Here’s where partisan interests kicked in. Republicans on the committee wanted the revenue estimate to be as low as possible; Democrats wanted to accept the numbers of the legislative staff and resisted attempts by Republicans to pick the lower of category-specific estimates provided by the legislative staff and governor’s office.

Why the different reactions? Republicans said that estimates for state revenue from corporate and personal income taxation were too optimistic and didn’t reflect the depth or probable duration of the economic downturn now underway. They attempted – through motions that failed on tie, party-line votes – to adopt the lower of the two estimates before them.

Rep. Bob Lake (R-Hamilton) said he wanted from the adopted revenue estimate a “worst-case scenario” and “a pessimistic view of revenue.” RTIC Chair Sen. Jim Peterson (R-Buffalo) supported Lake’s outlook, as did Sen.

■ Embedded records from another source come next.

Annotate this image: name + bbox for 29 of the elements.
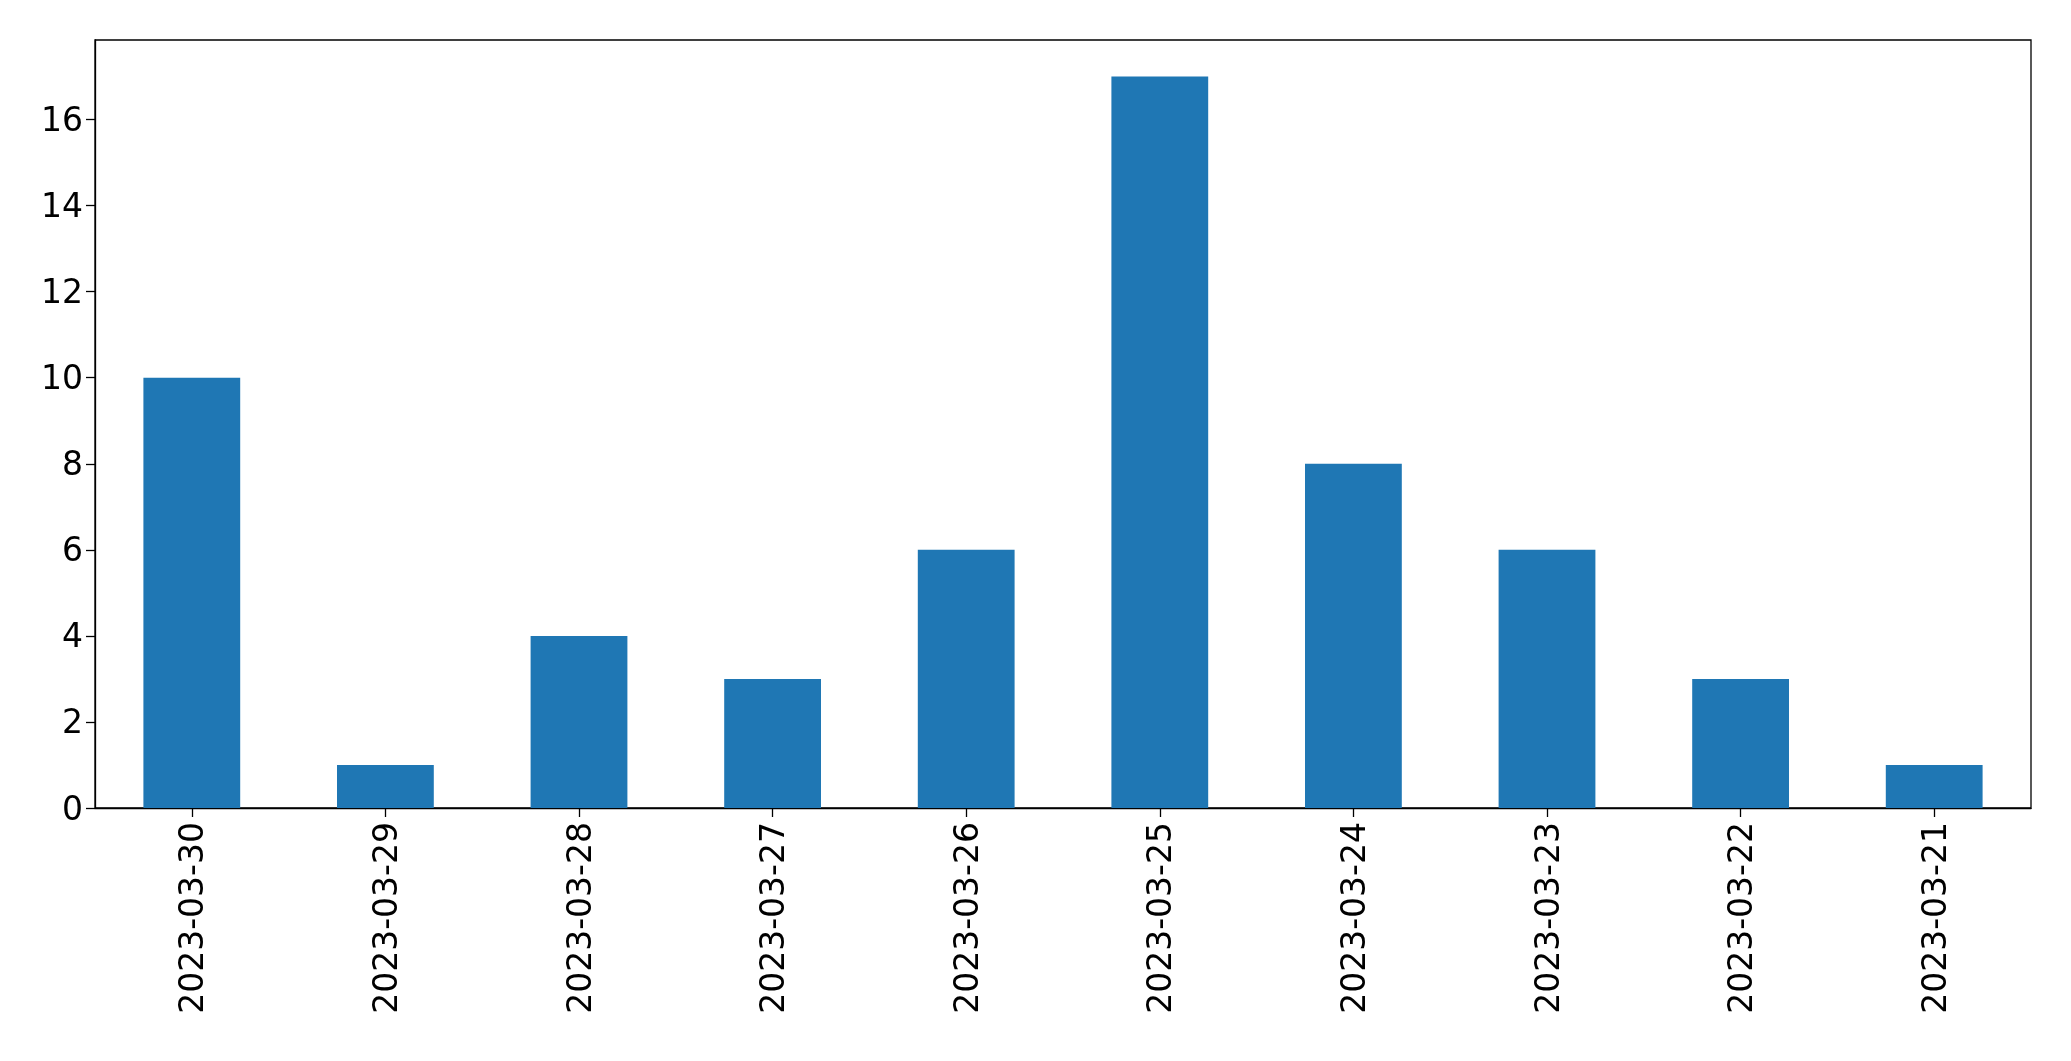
x-tick-label: 2023-03-26 [946,822,986,1014]
bar [530,635,628,808]
bar [1305,463,1402,808]
x-tick-label: 2023-03-24 [1333,822,1373,1014]
y-tick-label: 6 [62,530,83,570]
x-tick-label: 2023-03-27 [753,822,793,1014]
bar [1692,678,1789,808]
bar [1111,76,1209,808]
y-tick-label: 16 [41,100,83,140]
bar [724,678,821,808]
bar [1498,549,1596,808]
x-tick-label: 2023-03-21 [1914,822,1954,1014]
bar [337,764,434,808]
bar [917,549,1015,808]
y-tick-label: 10 [41,358,83,398]
x-tick-label: 2023-03-29 [365,822,405,1014]
bar [143,377,241,808]
x-tick-label: 2023-03-25 [1140,822,1180,1014]
x-tick-label: 2023-03-22 [1721,822,1761,1014]
x-tick-label: 2023-03-28 [559,822,599,1014]
y-tick-label: 14 [41,186,83,226]
y-tick-label: 12 [41,272,83,312]
y-tick-label: 4 [62,616,83,656]
y-tick-label: 2 [62,702,83,742]
x-tick-label: 2023-03-30 [172,822,212,1014]
y-tick-label: 0 [62,788,83,828]
bar [1885,764,1983,808]
x-tick-label: 2023-03-23 [1527,822,1567,1014]
y-tick-label: 8 [62,444,83,484]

Robert Story (R-Park City), who offered the motions to adopt lower estimates. Democrats, led by Senators Christine Kaufmann (D-Helena) and Jim Elliot (D-Trout Creek), said that the committee’s staff of professionals had invested significant time and effort into their estimates, that mixing estimates from multiple sources (and thus the methodologies that produced them) would make future adjustments difficult, and that any revenue estimate adopted by the committee could be revised during the course of the legislative session.

While the argument presented for either argument had some degree of appeal, it’s clear that other, more fundamental motivations went unmentioned. Republicans want the lowest possible revenue estimate as a lever against increased government spending that could be proposed by a Democrat-leaning House and perhaps accepted by a Democratic governor. The party split in the House is 50-50, but the Speaker is a Democrat, as will likely be the chairs of the most influential House committees on matters of money.

Democrats are looking at a deadlock scenario in the House, a Republican majority in the Senate, and a governor who is projecting austerity and has pledged to reject any new taxes. They have few levers for advancing proposals for new projects or the funds to support them, and they don’t want a pruned revenue estimate as a cornerstone reference in legislative dialog about finance.

In the end, the Republican motions to cherry-pick category-specific revenue estimates failed on tie votes, and the committee eventually adopted the package offered by the legislative staff. The estimate now advances to the 2009 legislative session, where it can be adjusted – according to theory - to reflect the most up-to-date information on unfolding economic events.